Order, Family Court, Bronx County (Sarah P. Cooper, Ref.), entered on or about August 4, 2008, which, inter alia, awarded custody of the subject child to respondent mother, unanimously modified, on the facts, to eliminate the provision requiring the father to notify the mother of the address and phone number of any home other than the father's where the child stays during visitation with the father, and otherwise affirmed, without costs.

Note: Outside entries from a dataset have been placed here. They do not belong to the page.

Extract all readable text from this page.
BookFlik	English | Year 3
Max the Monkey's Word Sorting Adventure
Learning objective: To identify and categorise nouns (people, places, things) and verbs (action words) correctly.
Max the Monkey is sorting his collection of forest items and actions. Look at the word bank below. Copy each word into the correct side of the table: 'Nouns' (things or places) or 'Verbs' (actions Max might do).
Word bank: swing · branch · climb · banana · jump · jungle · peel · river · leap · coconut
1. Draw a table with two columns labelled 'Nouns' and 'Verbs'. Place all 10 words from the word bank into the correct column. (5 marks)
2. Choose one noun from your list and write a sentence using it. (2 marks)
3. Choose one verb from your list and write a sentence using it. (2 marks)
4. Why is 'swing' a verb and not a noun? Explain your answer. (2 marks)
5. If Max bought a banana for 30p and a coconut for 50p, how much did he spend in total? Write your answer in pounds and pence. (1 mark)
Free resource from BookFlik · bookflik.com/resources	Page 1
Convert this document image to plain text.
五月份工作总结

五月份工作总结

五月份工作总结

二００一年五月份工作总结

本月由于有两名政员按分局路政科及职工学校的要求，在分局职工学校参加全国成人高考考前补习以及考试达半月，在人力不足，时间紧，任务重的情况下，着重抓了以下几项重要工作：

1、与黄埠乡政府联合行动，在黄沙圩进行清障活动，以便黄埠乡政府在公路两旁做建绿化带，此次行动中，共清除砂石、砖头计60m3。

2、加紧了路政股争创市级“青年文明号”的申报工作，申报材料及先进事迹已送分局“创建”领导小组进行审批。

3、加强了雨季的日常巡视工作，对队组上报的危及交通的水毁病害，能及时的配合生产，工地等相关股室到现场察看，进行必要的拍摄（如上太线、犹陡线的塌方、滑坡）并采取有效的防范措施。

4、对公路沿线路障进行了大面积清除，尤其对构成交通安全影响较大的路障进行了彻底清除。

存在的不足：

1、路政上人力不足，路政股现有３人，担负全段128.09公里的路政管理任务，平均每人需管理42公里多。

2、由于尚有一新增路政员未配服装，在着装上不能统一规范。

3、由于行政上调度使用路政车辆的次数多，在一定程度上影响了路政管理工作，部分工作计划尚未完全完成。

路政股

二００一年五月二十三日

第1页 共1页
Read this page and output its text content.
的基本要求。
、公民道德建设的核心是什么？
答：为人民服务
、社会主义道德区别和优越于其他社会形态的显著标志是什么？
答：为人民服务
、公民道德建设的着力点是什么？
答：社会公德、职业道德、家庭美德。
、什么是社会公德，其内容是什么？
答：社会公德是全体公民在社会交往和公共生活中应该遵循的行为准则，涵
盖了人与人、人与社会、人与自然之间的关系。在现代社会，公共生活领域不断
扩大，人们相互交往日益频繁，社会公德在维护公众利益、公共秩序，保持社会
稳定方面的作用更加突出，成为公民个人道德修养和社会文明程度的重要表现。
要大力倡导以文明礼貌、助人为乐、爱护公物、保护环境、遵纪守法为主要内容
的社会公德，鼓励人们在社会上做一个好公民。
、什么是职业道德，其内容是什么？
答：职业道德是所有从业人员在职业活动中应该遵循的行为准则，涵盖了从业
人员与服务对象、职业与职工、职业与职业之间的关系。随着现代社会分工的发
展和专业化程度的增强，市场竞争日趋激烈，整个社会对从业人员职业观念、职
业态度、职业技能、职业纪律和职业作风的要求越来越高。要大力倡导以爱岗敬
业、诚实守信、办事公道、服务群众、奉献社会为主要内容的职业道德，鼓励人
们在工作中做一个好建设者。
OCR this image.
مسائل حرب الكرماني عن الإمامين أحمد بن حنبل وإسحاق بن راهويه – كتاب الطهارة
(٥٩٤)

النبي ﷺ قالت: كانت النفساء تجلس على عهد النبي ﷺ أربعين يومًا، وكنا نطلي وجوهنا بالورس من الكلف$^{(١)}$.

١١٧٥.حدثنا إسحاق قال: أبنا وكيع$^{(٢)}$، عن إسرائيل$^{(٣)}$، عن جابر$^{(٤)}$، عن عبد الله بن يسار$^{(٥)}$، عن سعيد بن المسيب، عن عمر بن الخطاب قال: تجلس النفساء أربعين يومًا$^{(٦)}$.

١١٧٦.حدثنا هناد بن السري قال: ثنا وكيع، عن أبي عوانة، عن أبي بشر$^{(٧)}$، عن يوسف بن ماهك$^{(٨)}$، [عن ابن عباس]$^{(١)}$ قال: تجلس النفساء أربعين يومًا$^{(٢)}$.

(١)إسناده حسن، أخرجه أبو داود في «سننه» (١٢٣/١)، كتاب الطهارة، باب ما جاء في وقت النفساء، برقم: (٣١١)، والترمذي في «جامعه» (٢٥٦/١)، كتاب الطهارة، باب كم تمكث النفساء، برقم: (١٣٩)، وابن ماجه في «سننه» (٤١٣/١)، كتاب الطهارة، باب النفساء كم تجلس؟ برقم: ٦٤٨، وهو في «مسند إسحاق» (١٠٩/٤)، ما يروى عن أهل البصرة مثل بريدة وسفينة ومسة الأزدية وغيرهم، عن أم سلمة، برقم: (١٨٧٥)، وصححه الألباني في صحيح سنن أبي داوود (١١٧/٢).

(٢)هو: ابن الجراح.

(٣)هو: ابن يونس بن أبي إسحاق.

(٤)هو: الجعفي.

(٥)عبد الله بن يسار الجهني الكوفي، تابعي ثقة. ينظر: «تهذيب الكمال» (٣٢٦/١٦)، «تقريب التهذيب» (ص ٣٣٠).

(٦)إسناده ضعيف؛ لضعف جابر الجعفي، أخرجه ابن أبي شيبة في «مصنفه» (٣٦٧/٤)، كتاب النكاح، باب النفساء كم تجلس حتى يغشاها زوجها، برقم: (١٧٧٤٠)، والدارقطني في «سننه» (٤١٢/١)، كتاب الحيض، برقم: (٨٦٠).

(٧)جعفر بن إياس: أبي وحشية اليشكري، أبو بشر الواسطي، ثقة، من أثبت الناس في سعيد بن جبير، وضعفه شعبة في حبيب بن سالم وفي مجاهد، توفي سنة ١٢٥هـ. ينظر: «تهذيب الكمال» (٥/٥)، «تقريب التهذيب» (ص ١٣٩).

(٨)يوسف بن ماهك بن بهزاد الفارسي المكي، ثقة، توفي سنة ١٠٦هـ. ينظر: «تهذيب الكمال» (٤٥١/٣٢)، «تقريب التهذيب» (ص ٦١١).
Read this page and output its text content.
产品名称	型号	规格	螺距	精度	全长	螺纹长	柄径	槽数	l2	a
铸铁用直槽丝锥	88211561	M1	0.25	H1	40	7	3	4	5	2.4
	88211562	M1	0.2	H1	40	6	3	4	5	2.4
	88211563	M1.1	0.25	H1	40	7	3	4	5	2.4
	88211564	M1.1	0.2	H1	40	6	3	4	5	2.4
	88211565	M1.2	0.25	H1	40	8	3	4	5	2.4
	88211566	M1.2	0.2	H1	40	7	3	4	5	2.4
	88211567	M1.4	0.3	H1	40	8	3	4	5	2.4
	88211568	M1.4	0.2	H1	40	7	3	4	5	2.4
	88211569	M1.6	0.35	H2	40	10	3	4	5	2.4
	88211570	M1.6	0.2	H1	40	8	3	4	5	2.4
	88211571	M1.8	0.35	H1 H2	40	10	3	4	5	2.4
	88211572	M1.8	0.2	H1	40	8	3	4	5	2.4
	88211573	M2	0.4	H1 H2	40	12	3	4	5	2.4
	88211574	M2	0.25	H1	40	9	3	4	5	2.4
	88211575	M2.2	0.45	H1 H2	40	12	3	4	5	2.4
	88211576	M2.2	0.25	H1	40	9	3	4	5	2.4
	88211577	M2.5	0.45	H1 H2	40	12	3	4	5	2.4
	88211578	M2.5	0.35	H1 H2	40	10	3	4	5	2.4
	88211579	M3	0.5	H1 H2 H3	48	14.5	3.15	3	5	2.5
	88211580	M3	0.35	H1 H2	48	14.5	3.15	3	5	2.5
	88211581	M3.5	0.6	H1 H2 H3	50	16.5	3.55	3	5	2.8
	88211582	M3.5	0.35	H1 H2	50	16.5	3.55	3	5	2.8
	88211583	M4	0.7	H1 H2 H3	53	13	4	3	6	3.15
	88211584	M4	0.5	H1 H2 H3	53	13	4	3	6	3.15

No basis exists to disturb the court's finding that while the parties are both fit to act as custodial parent on most counts (see Eschbach v Eschbach, 56 NY2d 167, 172 [1982]), the ability to nurture a relationship between the child and the noncustodial parent tips the scales in favor of the mother (see Victor L. v Darlene L., 251 AD2d 178, 179 [1998], lv denied 92 NY2d 816 [1998]; Matter of Osbourne S. v Regina S., 55 AD3d 465 [2008]). Evidence of the father's hostility toward the mother and intentional undermining of her role in the child's life is ample, including his maligning the mother in the child's presence, his failure to abide by the court's directive that there be telephone contact between the child and mother while the child was staying with the father, and his enrolling the child in a school in Westchester County without consulting the mother and without providing the school with the mother's contact information. The father's claim that the Law Guardian, who recommended that custody be given to the mother, and who was substituted in the proceeding after the father had rested his case and the court-appointed psychologist had testified, did not review the testimony that was taken prior to her substitution is pure speculation; moreover, the claim was not raised at the hearing and therefore is not preserved. The record also supports the court's decision not to follow the custody recommendation of the court-appointed psychologist since, as fully explained by the court, the persuasive force of the expert's testimony was diminished by evidence relating to the mother's rehabilitation and the father's hostility toward the mother, which evidence was generated after the expert's interview of the parties, preparation of her report, and testimony about that report early on in this protracted hearing (see Zelnik v Zelnik, 196 AD2d 700[*2][1993]; Matter of Hopkins v Wilkerson, 255 AD2d 319 [1998]). We have considered the father's other arguments and find them unavailing, except to the extent of the indicated modification. Concur—Friedman, J.P., McGuire, Renwick, Richter and Manzanet-Daniels, JJ.